One aspect of being a manager that lures many to the profession is the idea of having some real authority, of being in control of something and of having the power to give orders and directions that make things happen. Managers have the authority to hire and fire employees, dictate assignments and tasks, orient subordinates to their specific roles and place in the organization’s pecking order, establish ground rules for acceptable workplace behavior and of course call meetings which most subordinates will feel obligated to attend. In one sense, this is making some things happen.
But what if what a manager really wants to accomplish involves goals or objectives that will require the assistance and involvement of others who fall outside their direct line of authority? in other words, what if you need the assistance of individuals you haven’t the authority to order or require to do anything? What if — given human nature — even some of those individuals over whom you have direct authority seem reluctant to do as they are told?

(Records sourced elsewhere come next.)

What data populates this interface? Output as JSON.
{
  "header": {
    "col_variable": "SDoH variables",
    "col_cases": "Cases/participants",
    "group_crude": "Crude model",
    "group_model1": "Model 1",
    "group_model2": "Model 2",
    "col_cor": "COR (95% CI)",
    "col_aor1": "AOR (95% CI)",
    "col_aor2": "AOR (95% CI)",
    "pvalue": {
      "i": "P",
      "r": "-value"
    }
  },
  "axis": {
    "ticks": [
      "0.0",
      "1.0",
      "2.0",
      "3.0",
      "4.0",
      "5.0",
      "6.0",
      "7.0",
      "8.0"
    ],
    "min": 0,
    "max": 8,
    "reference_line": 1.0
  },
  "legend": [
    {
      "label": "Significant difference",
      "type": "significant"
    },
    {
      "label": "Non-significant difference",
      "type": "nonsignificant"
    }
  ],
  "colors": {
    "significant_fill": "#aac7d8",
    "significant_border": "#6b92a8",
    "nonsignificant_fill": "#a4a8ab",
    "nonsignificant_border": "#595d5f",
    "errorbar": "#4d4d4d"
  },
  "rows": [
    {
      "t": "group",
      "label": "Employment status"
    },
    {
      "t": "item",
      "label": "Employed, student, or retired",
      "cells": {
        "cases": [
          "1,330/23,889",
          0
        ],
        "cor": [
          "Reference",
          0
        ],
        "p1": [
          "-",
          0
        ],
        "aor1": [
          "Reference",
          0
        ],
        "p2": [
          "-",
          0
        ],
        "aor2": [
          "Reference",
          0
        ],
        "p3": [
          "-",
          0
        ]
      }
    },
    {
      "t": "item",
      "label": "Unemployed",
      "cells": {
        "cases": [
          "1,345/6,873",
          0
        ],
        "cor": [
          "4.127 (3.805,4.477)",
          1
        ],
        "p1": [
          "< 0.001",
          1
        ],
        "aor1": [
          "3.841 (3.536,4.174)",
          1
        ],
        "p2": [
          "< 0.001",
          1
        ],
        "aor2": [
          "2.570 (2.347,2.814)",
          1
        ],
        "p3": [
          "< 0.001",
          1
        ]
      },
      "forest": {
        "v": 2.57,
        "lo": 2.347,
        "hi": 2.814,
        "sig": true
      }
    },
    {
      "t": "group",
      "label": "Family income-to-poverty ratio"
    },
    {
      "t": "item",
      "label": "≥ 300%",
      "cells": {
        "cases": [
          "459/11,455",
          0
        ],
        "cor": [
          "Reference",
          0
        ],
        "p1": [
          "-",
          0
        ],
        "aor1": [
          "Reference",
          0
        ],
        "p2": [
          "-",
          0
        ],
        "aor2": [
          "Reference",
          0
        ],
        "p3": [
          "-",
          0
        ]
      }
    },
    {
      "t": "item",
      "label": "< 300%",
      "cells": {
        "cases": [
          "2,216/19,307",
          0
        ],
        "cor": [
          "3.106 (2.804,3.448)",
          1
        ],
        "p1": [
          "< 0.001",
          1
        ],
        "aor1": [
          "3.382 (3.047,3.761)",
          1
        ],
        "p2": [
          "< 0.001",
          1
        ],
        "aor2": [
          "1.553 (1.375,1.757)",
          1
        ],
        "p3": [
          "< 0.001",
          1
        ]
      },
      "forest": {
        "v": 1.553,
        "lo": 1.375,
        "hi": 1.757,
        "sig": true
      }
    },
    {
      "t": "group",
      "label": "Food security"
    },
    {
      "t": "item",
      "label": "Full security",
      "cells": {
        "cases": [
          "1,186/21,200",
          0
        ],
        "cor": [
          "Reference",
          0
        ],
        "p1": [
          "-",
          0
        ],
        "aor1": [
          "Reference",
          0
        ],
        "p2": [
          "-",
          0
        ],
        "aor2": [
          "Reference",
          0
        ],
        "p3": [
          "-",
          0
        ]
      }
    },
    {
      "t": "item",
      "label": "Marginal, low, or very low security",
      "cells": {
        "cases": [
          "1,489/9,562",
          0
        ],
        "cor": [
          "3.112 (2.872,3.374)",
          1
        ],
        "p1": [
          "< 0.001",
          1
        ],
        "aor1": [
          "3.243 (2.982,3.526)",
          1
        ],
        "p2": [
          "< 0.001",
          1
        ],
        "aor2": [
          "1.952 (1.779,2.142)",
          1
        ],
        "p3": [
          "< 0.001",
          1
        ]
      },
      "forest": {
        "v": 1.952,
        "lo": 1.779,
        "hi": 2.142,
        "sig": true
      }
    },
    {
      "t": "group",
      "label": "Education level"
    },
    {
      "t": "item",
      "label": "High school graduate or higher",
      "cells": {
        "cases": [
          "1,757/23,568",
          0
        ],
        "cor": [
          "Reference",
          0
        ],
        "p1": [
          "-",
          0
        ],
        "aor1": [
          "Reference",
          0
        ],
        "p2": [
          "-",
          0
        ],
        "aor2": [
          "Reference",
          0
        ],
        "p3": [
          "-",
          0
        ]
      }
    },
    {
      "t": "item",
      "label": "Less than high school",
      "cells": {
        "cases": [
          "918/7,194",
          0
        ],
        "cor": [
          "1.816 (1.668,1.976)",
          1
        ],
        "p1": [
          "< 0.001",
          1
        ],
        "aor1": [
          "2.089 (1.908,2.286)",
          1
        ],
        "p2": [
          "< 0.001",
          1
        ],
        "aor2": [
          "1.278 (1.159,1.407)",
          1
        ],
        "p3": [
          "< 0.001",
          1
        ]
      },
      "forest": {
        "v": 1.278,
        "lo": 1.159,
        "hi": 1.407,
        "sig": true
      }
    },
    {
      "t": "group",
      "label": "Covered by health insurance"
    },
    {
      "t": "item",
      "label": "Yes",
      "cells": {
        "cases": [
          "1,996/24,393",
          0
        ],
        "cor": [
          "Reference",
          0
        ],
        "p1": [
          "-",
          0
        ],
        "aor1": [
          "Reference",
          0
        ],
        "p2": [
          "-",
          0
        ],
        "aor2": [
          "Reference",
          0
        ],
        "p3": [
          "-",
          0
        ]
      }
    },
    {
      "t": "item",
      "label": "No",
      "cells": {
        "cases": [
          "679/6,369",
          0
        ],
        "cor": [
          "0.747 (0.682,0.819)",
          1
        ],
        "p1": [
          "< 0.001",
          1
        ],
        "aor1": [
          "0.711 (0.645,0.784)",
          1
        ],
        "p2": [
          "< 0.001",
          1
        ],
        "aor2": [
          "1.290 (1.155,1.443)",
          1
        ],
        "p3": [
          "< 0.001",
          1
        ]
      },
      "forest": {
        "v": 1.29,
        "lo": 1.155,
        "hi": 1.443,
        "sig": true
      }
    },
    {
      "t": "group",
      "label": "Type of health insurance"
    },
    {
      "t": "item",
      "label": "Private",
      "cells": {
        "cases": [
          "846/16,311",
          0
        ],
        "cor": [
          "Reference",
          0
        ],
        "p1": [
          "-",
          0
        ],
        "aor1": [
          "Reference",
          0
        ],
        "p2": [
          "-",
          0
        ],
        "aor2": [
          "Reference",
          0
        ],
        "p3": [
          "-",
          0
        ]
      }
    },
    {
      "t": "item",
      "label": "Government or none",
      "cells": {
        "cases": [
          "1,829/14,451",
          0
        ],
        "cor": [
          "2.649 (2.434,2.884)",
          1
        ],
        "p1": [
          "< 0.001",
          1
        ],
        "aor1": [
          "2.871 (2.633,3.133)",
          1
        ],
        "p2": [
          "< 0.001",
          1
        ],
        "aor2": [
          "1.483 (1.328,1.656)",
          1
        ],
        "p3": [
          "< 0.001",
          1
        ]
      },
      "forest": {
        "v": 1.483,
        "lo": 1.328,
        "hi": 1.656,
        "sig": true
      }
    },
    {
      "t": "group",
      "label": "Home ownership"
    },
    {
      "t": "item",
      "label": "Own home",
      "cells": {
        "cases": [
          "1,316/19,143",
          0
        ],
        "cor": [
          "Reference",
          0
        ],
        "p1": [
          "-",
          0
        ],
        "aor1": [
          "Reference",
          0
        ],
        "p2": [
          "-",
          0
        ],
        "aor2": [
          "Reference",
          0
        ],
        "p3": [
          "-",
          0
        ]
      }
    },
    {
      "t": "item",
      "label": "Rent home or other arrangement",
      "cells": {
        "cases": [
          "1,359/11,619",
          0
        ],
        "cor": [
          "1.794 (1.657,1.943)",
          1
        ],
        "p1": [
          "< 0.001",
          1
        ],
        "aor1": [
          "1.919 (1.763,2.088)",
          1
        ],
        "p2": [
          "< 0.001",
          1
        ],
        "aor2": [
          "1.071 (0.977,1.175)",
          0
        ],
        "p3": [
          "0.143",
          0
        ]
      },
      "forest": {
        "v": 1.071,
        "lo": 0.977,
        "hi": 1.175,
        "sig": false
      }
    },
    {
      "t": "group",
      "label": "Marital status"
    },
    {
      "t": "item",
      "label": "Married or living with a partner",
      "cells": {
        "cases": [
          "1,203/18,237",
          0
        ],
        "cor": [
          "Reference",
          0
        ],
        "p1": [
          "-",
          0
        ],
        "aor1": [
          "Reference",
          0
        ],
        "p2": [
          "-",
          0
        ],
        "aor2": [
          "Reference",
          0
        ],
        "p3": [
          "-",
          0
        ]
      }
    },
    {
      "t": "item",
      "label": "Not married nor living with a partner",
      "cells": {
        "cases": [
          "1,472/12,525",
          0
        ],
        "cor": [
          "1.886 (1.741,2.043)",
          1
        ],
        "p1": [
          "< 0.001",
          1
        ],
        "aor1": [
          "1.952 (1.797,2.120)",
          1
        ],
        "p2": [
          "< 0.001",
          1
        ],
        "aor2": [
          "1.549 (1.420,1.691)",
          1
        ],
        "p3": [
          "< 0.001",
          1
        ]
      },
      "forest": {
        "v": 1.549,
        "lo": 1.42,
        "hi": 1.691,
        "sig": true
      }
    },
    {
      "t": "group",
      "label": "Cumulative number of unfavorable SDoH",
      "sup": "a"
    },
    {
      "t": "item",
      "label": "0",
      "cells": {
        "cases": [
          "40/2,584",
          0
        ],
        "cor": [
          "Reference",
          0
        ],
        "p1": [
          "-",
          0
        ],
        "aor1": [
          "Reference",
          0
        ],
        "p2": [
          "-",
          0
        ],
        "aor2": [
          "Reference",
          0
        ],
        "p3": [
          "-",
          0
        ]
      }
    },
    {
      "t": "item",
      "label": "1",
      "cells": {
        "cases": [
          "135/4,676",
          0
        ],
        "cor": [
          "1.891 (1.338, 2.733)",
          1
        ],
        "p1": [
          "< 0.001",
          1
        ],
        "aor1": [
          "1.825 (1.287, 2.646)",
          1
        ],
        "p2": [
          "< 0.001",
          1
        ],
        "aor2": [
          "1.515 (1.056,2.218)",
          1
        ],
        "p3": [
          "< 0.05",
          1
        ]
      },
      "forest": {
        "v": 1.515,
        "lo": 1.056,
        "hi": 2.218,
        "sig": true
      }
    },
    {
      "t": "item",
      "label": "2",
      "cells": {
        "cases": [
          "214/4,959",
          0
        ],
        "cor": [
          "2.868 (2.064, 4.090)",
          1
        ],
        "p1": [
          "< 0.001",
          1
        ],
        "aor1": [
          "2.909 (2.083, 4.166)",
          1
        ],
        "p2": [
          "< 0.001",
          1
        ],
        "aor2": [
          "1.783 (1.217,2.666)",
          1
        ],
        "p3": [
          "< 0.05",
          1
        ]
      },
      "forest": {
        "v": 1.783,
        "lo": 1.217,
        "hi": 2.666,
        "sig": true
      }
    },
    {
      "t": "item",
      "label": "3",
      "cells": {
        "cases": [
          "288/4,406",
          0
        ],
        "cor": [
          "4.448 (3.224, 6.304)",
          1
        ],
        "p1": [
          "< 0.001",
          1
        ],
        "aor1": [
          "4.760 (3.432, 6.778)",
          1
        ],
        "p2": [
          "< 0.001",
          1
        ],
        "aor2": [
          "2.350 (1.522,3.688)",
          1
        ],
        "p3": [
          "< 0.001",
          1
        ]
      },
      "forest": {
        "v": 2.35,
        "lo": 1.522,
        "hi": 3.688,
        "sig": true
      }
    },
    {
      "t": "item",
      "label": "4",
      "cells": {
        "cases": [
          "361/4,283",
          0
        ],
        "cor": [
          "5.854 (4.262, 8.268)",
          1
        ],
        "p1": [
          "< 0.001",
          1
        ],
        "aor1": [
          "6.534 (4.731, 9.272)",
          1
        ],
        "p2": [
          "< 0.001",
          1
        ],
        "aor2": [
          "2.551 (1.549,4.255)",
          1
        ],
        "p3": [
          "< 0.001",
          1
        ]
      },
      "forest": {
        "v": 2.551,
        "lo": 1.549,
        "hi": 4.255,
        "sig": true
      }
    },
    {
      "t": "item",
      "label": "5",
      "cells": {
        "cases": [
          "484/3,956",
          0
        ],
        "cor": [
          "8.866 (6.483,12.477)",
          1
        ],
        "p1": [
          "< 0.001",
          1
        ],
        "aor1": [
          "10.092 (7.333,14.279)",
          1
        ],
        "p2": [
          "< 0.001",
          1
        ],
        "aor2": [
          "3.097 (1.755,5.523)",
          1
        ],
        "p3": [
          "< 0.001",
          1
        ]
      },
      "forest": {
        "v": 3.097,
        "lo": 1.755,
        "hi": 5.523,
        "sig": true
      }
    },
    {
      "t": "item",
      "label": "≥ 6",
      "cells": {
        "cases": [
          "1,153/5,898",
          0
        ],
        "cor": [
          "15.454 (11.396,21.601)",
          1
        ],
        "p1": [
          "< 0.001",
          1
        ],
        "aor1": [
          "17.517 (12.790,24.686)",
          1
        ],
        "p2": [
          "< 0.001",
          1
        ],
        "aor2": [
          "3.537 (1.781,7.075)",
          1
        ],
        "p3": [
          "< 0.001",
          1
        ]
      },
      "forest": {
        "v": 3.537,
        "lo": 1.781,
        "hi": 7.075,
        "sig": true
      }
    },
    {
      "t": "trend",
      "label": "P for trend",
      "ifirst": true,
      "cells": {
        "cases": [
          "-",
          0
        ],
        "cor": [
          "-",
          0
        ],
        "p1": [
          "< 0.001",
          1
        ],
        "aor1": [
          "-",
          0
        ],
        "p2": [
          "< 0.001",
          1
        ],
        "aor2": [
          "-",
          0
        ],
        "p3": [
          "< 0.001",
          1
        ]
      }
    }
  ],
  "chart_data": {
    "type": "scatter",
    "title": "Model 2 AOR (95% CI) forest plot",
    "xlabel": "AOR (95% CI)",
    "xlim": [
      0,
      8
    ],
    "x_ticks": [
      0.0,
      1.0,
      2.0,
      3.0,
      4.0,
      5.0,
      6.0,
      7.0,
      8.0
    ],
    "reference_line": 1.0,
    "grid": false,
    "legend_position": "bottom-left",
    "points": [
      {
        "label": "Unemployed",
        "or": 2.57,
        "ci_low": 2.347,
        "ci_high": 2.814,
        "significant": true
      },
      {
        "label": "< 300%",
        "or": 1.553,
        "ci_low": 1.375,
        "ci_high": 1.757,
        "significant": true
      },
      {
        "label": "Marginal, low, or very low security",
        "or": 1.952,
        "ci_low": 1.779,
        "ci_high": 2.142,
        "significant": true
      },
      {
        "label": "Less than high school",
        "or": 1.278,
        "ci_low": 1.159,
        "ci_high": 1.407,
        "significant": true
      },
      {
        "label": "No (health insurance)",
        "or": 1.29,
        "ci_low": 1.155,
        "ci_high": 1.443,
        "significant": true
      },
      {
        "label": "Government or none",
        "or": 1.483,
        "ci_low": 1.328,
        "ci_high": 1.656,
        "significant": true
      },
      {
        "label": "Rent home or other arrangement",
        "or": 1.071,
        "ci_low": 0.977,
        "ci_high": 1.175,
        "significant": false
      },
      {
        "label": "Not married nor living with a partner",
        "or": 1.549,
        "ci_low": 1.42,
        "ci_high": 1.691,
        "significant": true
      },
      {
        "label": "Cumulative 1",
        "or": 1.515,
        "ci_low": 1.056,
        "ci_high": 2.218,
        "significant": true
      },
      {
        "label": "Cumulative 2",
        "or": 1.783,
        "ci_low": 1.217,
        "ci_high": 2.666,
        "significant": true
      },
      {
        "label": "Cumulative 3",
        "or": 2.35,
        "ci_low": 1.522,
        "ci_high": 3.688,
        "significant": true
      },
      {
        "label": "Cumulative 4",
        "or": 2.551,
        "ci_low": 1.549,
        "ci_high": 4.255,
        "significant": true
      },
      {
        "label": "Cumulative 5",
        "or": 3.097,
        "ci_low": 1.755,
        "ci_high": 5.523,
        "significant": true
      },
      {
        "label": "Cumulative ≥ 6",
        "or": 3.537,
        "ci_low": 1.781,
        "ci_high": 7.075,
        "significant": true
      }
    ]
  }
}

Almost at once on becoming a manager, the best managers come to appreciate the limits of the authority they possess. Giving orders and directions is one thing, gaining compliance is another. And the higher a manager rises in an organization’s hierarchy, the more challenging gaining compliance becomes, despite the greater positional authority they possess.
The hallmark of a good manager’s success is not simply the authority they possesses but the INFLUENCE they can exert to persuade others — subordinates, peers, and seniors — to join them in pursuit of specific goals. Over time, the best managers are far more distinguished for the broad influence they exert over people, objectives and events, than they are for the raw authority they occasionally display.
Unlike the power of authority that resides in the position a manager fills, the power to influence cooperation and commitment from others resides within the manager’s character. One can cultivate a broad network of potentially useful and important colleagues –fill one’s Rolodex as they say — but that alone is not enough. What makes others want to work with us are those qualities of personality and character our daily behavior either does or does not display.
Influential managers are not afraid to reach out to others if their involvement in something represents a learning opportunity or can make an important contribution. And influential managers gain that participation of others because they have a well-earned reputation as someone you can trust and rely on. The best and most influential managers in my experience have all been exemplars of the following important character traits.
The legitimacy of their requests for assistance. They do not waste your time with foolish projects or veiled attempts to lure you into doing their work for them. When they ask, the task matters.
The integrity of their word. You can trust these managers to do what they say. These managers always follow through and honor their commitments.
Their commitment to reciprocity. You can count on their reciprocal assistance when you need and ask for it. One of my colleagues suggests a great way you can demonstrate your appreciation for the importance of reciprocity is to remember those who have helped you by thinking of them when you have an extra resource or opportunity. People are always surprised to get something without asking and we can often do that.
Their demonstrated track record as a team player. For them it is always about us and not about me. And on this score, believe me others can tell.
Their willingness to share the credit for success. These managers have their egos well in check and their concern for the success and wellbeing of others is evident in their actions. They make certain the limelight shines on everybody.
Their open honesty and comradeship. It is generally fun and rewording to work with these managers. This doesn’t mean they are jovial, fun-loving, or even funny. They may well be pretty tough task masters. But their openness and obvious commitment to the involvement and success of others makes you desire being a member of their team.
It might be helpful for all of us — and probably a little humbling — to ask our peers how we stack up when measured against these key traits. The insight gained, however, would potentially tell us a lot about the degree of influence we are likely to exert over the behavior of others.